Puente Carlos desde el Castillo – Praga

Una Leyenda sostiene que en este lugar un viajero descubrió un tesoro escondido debajo de su casa, allí, mas allá de la mirada, del horizonte.

En este puente la imaginación impone una noche fría con la neblina como protagonista. Tantos fantasma dentro de este neblina ! Los de Kafka, de Kapek, los del Golem o del rabino Löwe caminan con el paso inseguro de aquellos que saben que ya no son.

Bajo este puente el eterno diálogo de la piedra y del río se transforma en imposibles combates sin muerto ni herido, sin vencedor ni vencido, sin risa ni llanto. Las gaviotas burlonas y arrogantes escriben esas crónicas. Arriba del puente, negro y orgulloso, sublime y terrorífico, el castillo impone su voluntad, seduce, domina todo y a todos. Pero el puente, lazo entra la ciudad y el poder, lo ignora, lo desprecia.

Antes del puente está su fantasía nacida de libros, de sueños, de películas, de puras invenciones. Luego del puente todo esto queda. Aunque también se agregan perspectivas, sonidos, olores y ruidos nuevos y únicos.

La mano se deja llevar, acaricia las piedras. El puente parece ronronear, se deja hacer, pero los captura. Deja creer que ustedes lo dominan, para atraparlos.
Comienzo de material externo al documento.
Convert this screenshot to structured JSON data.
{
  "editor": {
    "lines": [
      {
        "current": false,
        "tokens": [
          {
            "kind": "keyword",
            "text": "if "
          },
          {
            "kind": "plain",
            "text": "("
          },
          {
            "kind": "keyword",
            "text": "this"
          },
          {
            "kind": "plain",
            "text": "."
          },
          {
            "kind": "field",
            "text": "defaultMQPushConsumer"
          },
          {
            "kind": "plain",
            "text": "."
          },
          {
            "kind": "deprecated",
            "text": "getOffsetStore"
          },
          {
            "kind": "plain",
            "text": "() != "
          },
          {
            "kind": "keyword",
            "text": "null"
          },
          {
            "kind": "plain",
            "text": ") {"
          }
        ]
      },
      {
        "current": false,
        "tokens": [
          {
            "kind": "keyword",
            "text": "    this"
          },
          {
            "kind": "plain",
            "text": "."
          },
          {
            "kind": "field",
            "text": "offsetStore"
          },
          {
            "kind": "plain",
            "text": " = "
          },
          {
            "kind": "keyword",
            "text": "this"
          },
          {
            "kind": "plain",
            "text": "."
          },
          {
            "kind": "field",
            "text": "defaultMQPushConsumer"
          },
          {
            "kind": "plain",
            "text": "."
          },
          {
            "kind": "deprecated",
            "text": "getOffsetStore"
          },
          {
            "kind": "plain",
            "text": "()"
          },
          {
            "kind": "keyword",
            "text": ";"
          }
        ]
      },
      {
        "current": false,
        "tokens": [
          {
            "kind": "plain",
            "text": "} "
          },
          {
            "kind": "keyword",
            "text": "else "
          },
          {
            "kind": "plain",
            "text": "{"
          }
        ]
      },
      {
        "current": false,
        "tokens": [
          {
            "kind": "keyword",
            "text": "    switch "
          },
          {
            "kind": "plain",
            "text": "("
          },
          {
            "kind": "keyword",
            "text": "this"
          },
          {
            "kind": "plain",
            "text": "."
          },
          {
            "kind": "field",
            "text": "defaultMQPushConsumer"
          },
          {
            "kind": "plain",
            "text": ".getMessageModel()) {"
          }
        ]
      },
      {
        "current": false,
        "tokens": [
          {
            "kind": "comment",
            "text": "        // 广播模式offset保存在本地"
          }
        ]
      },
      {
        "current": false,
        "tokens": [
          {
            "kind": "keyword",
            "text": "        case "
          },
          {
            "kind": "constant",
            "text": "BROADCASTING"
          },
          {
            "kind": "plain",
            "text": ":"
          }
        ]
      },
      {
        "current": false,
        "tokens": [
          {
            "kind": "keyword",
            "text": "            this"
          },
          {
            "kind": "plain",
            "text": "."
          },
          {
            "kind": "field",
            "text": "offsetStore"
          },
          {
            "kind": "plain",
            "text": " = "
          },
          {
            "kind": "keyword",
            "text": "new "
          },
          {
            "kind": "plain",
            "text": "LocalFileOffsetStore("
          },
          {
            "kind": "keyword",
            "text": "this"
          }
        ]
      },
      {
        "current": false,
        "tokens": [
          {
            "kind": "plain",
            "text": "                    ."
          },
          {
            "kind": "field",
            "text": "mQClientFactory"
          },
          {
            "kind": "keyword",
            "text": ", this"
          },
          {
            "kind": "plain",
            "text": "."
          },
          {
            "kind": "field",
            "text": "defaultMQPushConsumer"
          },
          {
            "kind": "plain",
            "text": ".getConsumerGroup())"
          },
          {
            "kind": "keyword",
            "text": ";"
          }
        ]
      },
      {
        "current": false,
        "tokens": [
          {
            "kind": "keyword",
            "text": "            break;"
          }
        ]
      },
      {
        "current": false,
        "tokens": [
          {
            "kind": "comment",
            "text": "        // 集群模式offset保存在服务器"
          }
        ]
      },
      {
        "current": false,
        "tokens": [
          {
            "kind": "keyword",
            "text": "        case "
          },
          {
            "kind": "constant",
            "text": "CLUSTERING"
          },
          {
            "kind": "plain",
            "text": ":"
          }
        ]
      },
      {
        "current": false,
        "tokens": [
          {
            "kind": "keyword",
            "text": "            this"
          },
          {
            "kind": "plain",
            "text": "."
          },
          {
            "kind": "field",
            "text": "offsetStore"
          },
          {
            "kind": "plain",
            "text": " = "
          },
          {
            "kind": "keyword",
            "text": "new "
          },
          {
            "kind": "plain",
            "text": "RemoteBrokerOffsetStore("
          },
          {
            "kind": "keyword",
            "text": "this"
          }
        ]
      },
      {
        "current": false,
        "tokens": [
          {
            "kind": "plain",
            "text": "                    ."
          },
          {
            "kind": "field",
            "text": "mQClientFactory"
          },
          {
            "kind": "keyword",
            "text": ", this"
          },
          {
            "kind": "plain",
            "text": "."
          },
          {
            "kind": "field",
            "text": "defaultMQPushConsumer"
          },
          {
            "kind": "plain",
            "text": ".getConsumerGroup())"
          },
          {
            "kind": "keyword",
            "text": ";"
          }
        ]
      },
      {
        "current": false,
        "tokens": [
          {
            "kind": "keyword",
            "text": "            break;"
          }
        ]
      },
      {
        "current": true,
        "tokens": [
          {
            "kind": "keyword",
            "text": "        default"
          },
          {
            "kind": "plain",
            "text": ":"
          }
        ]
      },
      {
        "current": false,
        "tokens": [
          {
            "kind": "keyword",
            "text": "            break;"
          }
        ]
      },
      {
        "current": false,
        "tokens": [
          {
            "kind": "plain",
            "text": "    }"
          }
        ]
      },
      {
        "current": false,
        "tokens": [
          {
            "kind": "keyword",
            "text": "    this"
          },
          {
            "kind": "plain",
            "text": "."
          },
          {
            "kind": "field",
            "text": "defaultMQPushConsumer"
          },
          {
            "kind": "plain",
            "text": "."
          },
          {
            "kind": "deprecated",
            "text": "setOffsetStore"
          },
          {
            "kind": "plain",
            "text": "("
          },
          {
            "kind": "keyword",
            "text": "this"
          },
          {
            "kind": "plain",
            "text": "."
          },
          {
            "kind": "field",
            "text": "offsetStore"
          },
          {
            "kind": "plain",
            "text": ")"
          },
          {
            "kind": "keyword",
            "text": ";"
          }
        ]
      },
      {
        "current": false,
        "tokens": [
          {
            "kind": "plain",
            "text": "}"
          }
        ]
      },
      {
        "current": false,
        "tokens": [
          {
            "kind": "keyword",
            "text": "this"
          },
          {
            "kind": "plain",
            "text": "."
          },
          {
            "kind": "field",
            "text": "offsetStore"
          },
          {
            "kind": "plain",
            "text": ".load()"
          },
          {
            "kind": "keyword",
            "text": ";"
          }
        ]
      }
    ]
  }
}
Después,guiará sus pasos. Los degustará, los agregará a su colección y los escuchará, a veces, por placer. Tan sólo cuando nieva (¿cómo resistir a ese silencio quedo?), aunque este vacío, resuenan pasos.

Si cruzan en dirección del castillo, la iniciación empieza, pero los dejo hacer este descubrimiento. Si cruza en dirección de la ciudad, Praga les sonreirá con esa sonrisa que ronda los sueños. Ella sabe que son sus esclavos.